Le représentant syndical local Clément Masse nie la présence d’intimidation entre les employés qui veulent rentrer au travail et ceux qui désirent tenir leur bout face à la direction. Il assure que les deux points de vue ont été écoutés lors de la dernière assemblée générale. Il indique par ailleurs qu’il ne faut pas se fier à certains commentaires abrasifs qui ont circulé sur les réseaux sociaux pour conclure à un climat de tension hors des assemblées. Il reconnaît cependant qu’une journaliste a subi de l’intimidation dans les derniers jours, à la suite d’une manifestation à Trois-Rivières. Il a présenté ses excuses et qualifie ces comportements d’inacceptables.

Le patron de Rio Tinto refuse de s’exprimer devant les médias

Alfredo Barrios, président de Rio Tinto

Photo Pierre-Paul Poulin

Alfredo Barrios, président de Rio Tinto

Le grand patron de Rio Tinto Aluminium Alfredo Barrios refuse de parler aux médias.

En plein conflit de travail, le chef de la direction de Rio Tinto Aluminium, propriétaire de l’aluminerie de Bécancour (ABI) avec Alcoa, a refusé de répondre aux questions du Journal en marge d’une rencontre avec le premier ministre du Québec vendredi à Montréal.

À son arrivée, des membres de son service de communications se sont précipitées devant lui pour faire barrage.

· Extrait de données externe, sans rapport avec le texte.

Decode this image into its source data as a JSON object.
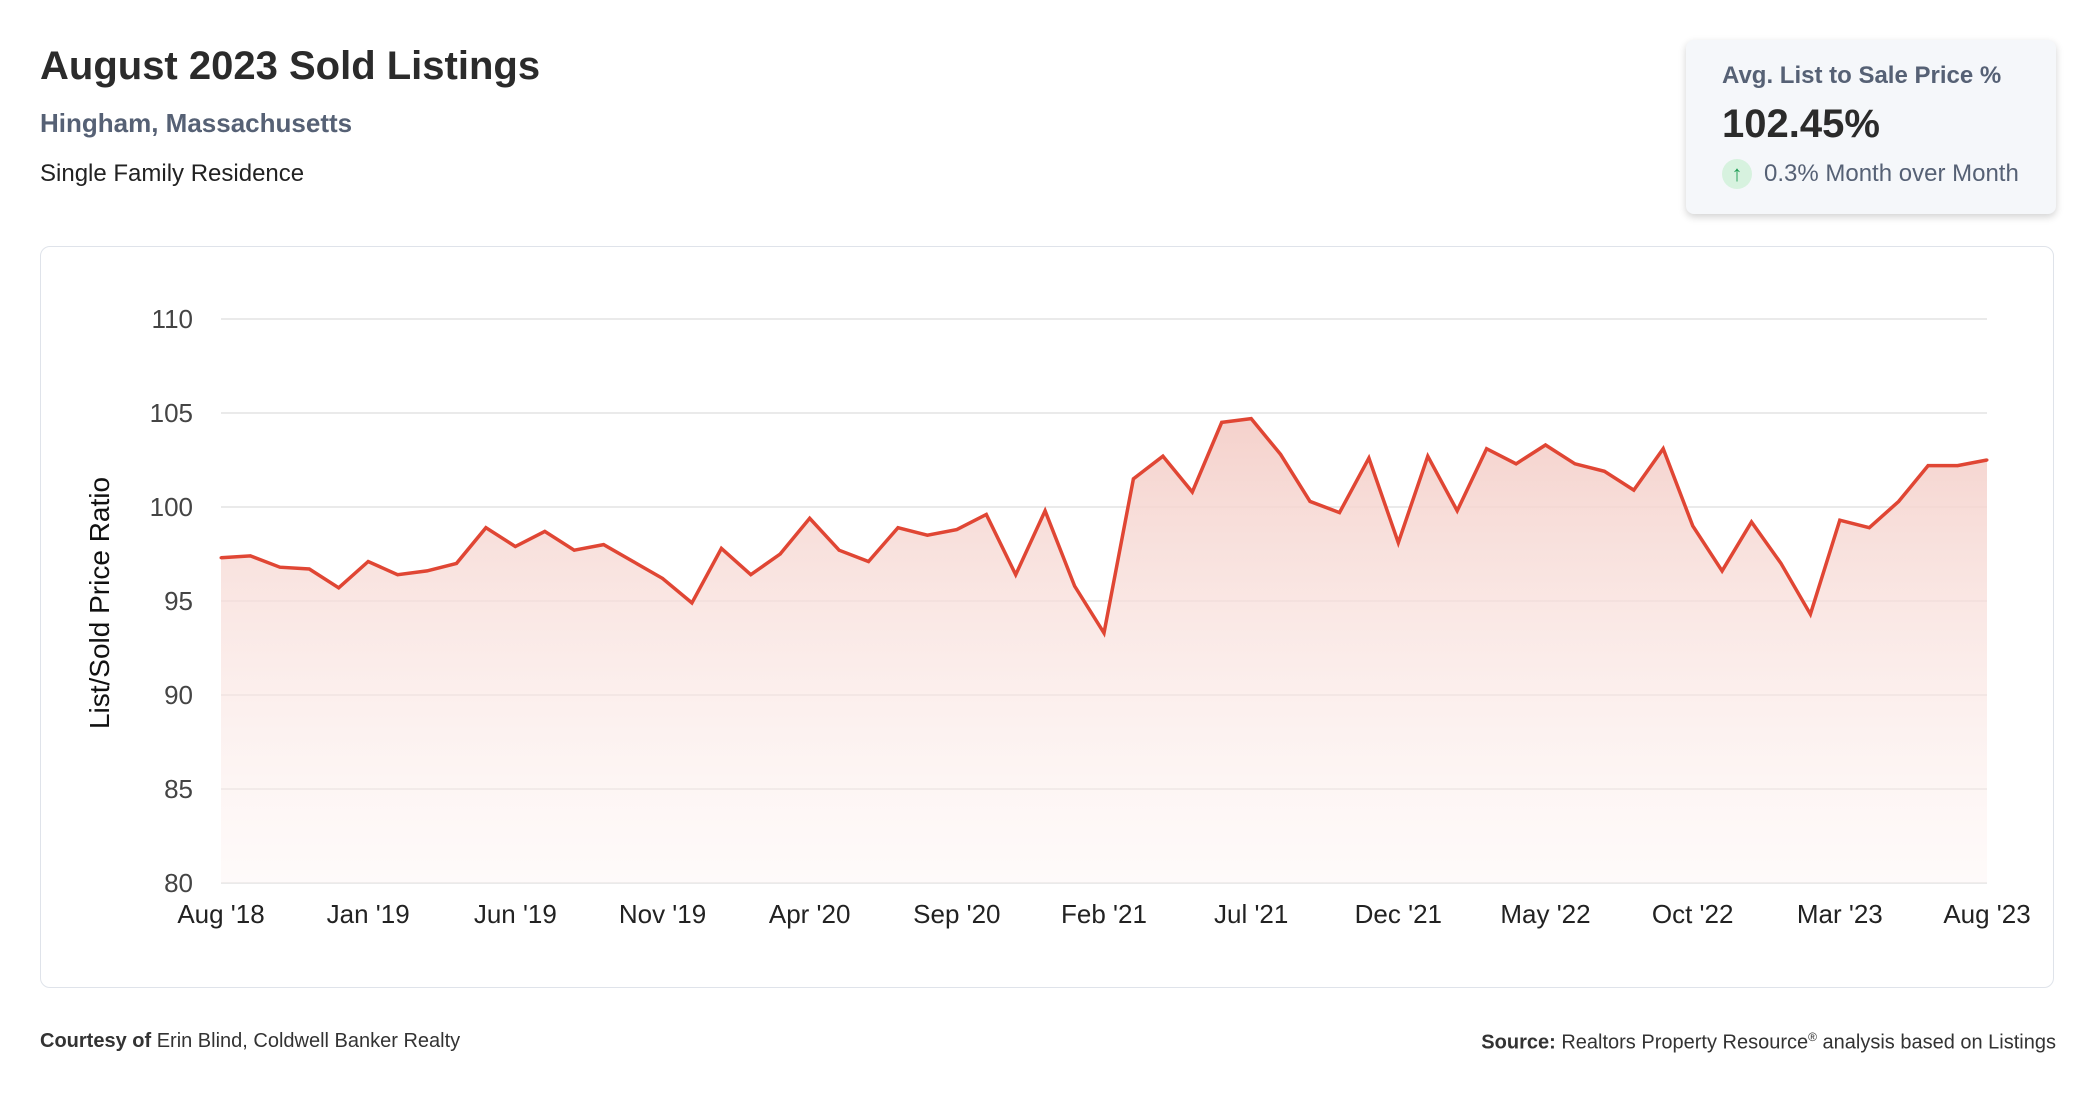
{
  "header": {
    "title": "August 2023 Sold Listings",
    "location": "Hingham, Massachusetts",
    "property_type": "Single Family Residence"
  },
  "stat_card": {
    "label": "Avg. List to Sale Price %",
    "value": "102.45%",
    "change": "0.3% Month over Month",
    "change_direction_icon": "arrow-up-icon",
    "change_color": "#1f9d55"
  },
  "chart_data": {
    "type": "area",
    "title": "",
    "xlabel": "",
    "ylabel": "List/Sold Price Ratio",
    "ylim": [
      80,
      110
    ],
    "yticks": [
      80,
      85,
      90,
      95,
      100,
      105,
      110
    ],
    "x": [
      "Aug '18",
      "Sep '18",
      "Oct '18",
      "Nov '18",
      "Dec '18",
      "Jan '19",
      "Feb '19",
      "Mar '19",
      "Apr '19",
      "May '19",
      "Jun '19",
      "Jul '19",
      "Aug '19",
      "Sep '19",
      "Oct '19",
      "Nov '19",
      "Dec '19",
      "Jan '20",
      "Feb '20",
      "Mar '20",
      "Apr '20",
      "May '20",
      "Jun '20",
      "Jul '20",
      "Aug '20",
      "Sep '20",
      "Oct '20",
      "Nov '20",
      "Dec '20",
      "Jan '21",
      "Feb '21",
      "Mar '21",
      "Apr '21",
      "May '21",
      "Jun '21",
      "Jul '21",
      "Aug '21",
      "Sep '21",
      "Oct '21",
      "Nov '21",
      "Dec '21",
      "Jan '22",
      "Feb '22",
      "Mar '22",
      "Apr '22",
      "May '22",
      "Jun '22",
      "Jul '22",
      "Aug '22",
      "Sep '22",
      "Oct '22",
      "Nov '22",
      "Dec '22",
      "Jan '23",
      "Feb '23",
      "Mar '23",
      "Apr '23",
      "May '23",
      "Jun '23",
      "Jul '23",
      "Aug '23"
    ],
    "xtick_labels": [
      "Aug '18",
      "Jan '19",
      "Jun '19",
      "Nov '19",
      "Apr '20",
      "Sep '20",
      "Feb '21",
      "Jul '21",
      "Dec '21",
      "May '22",
      "Oct '22",
      "Mar '23",
      "Aug '23"
    ],
    "series": [
      {
        "name": "",
        "values": [
          97.3,
          97.4,
          96.8,
          96.7,
          95.7,
          97.1,
          96.4,
          96.6,
          97.0,
          98.9,
          97.9,
          98.7,
          97.7,
          98.0,
          97.1,
          96.2,
          94.9,
          97.8,
          96.4,
          97.5,
          99.4,
          97.7,
          97.1,
          98.9,
          98.5,
          98.8,
          99.6,
          96.4,
          99.8,
          95.8,
          93.3,
          101.5,
          102.7,
          100.8,
          104.5,
          104.7,
          102.8,
          100.3,
          99.7,
          102.6,
          98.1,
          102.7,
          99.8,
          103.1,
          102.3,
          103.3,
          102.3,
          101.9,
          100.9,
          103.1,
          99.0,
          96.6,
          99.2,
          97.0,
          94.3,
          99.3,
          98.9,
          100.3,
          102.2,
          102.2,
          102.5
        ]
      }
    ],
    "line_color": "#e04634",
    "fill_color": "#f4cfc9",
    "grid": true,
    "legend": "none"
  },
  "footer": {
    "courtesy_label": "Courtesy of",
    "courtesy_text": "Erin Blind, Coldwell Banker Realty",
    "source_label": "Source:",
    "source_text_1": "Realtors Property Resource",
    "source_registered": "®",
    "source_text_2": "analysis based on Listings"
  }
}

Au sortir de sa rencontre avec le premier ministre Legault, son personnel affecté aux relations publiques a repoussé Le Journal pour éviter que le dirigeant puisse répondre à une seule question.

Au même moment, sur Twitter, le premier ministre François Legault publiait une photo de sa rencontre avec lui, sourire aux lèvres, dans ses bureaux de Montréal.

« Avec le président de Rio Tinto, Alf Barrios, pour discuter, entre autres, de projets d’investissements au Québec », écrivait François Legault sur Twitter.

Joint par Le Journal après, le directeur des communications de Rio Tinto, Douglas Chow, a refusé de donner des détails sur « les projets d’investissements au Québec » évoqués publiquement par M. Legault sur les réseaux sociaux.

« Les échanges sont confidentiels », a-t-il martelé.

M. Chow n’a pas non plus voulu dire si Rio Tinto était sur le point d’acheter une plus grande part de l’usine de l’aluminerie de Bécancour (ABI), comme le disent certains experts. Rio Tinto possède 25 % de l’ABI et Alcoa, 75 %.

Au Québec, Rio Tinto a des alumineries à Alma, Sept-Îles, Saguenay et Bécancour.

L’an dernier, Rio Tinto Aluminium a engrangé des profits de 1,3 milliard de dollars.

– En collaboration avec Amélie St-Yves

À qui appartient Aluminerie ABI ?

♦ L’aluminerie de Bécancour (ABI) est la propriété d’Alcoa (74,9 %) et de Rio Tinto (25,1 %).

♦ Le siège social d’Alcoa est situé à Pittsburgh aux États-Unis.

L’entreprise est valorisée à près de sept milliards $ en Bourse.

♦ Quant à Rio Tinto, son siège social est à Londres. La société vaut plus de 87 milliards $ en Bourse.

♦ L’usine de Bécancour est cruciale pour l’économie du Centre-du-Québec avec des retombées estimées à plus de 500 millions $ dans la région.